There is no evidence suggesting that the comorbidity of UTI and VUR is predictive of renal injury or that the long-term use of anti-microbial prophylaxis or surgical interventions can help prevent renal scarring or its progression. Heckler’s study showed that recurrent reflux and preoperative UTI rates are predictors of postoperative febrile UTIs (5). Nelson mentioned that although there are patients with VUR who have positive results from surgical management, it is unclear which ones and with what criteria they are (6).
The present study shows that surgical interventions have resolved or significantly reduced the reflux and its grade and have also reduced the frequency of positive urine culture; however, this type of management has been unable to prevent the progression of renal damage in all the cases, as 8.7% (n = 18) of the patients ultimately progressed to ESRD. Ibanez Alonso et al. examined 77 children with VUR and reported a 5.1% incidence of CRF at the end of their follow-up (7); that is, despite the correction of reflux or the significant reduction of the frequency of positive urine culture, a number of cases have still developed severe renal damage. Demede et al. note that there is still no consensus on persistent asymptomatic VUR, the indications for antibiotic prophylaxis and its duration, and choice of radical treatment (8).
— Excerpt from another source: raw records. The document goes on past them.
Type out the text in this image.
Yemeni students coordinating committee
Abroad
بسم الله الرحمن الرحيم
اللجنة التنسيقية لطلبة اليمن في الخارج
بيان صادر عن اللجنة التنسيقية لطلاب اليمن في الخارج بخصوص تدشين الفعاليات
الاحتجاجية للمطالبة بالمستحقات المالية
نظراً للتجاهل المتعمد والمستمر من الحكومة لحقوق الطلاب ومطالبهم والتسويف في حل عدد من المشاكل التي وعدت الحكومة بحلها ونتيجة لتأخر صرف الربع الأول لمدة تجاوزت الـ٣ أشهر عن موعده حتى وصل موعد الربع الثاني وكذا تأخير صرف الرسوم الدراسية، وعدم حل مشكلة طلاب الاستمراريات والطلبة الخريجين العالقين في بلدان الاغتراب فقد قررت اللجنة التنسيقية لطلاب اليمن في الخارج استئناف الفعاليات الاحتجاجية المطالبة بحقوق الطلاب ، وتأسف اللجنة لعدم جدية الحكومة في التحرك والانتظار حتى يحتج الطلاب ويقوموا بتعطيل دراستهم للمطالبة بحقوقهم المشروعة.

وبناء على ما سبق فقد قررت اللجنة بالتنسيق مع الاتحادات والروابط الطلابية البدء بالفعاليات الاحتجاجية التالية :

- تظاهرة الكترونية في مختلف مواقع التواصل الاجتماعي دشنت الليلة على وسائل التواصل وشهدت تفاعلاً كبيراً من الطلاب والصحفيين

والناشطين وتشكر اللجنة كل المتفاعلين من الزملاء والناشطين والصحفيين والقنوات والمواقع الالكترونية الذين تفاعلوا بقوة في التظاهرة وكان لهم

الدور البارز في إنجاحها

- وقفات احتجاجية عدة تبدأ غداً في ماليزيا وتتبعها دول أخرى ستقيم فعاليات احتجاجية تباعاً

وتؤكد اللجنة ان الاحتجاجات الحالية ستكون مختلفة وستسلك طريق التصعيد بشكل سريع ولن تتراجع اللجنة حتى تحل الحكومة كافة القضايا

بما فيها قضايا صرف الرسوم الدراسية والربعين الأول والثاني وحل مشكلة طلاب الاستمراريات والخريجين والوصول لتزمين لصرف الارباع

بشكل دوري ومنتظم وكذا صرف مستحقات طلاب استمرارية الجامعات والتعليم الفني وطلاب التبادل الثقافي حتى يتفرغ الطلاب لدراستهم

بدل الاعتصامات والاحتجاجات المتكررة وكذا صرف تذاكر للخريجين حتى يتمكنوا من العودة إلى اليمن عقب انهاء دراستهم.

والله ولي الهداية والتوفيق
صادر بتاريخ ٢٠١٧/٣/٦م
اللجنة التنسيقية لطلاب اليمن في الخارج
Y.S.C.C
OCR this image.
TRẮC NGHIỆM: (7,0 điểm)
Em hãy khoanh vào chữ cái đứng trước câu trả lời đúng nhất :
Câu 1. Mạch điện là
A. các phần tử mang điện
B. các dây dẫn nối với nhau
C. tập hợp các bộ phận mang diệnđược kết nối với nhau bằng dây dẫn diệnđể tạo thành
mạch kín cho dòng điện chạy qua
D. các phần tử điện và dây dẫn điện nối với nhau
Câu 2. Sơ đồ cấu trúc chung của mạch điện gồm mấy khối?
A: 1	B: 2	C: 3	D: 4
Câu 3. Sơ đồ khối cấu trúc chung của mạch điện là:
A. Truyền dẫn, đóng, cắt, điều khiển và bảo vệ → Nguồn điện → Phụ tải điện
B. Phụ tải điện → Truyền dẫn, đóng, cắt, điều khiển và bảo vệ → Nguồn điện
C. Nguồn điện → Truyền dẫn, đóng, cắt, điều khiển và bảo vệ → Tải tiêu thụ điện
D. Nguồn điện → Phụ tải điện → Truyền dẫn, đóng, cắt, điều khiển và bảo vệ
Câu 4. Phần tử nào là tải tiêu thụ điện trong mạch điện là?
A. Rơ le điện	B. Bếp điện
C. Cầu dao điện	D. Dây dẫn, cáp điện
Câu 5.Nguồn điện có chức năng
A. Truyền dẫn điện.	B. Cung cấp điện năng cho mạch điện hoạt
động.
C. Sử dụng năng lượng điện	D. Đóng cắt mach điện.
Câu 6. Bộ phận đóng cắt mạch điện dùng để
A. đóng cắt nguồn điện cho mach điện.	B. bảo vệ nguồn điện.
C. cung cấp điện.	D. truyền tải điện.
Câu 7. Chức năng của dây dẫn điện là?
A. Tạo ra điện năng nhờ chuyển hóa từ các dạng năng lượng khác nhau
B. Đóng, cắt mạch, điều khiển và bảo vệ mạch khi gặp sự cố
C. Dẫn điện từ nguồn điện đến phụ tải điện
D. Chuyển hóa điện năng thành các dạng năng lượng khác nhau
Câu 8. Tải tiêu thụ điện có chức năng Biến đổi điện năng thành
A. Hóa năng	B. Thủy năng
This study also shows that ESRD is significantly linked to postoperative VUR and the frequency of positive urine culture; that is, a carefully-monitored postoperative care may play a significant role in the prevention of ESRD, especially in the case of those with some grade of VUR and/or positive urine culture remaining after their antireflux surgery; these findings are also confirmed by Jodal et al. (9). Surgical correction of VUR reduces the occurrence of febrile UTI. So it can prevent the ESRD. In one study, Faust writes “Recent studies have challenged the traditional paradigm of aggressive vesicoureteral reflux management with surgery or antibiotic prophylaxis” (10). Some studies have noted the lack of strong evidence on the effectiveness of prophylactic antibiotics or surgical interventions in improving outcomes and have suggested that well-designed genetic epidemiological studies may help better determine the predictive factors of this disease (11). So careful monitoring and follow-up of patients after surgical intervention, especially in the case of those with persistent reflux (of any grade) is essential in preventing renal damage. It seems that vesicoureteral reflux management needs to be re-evaluated.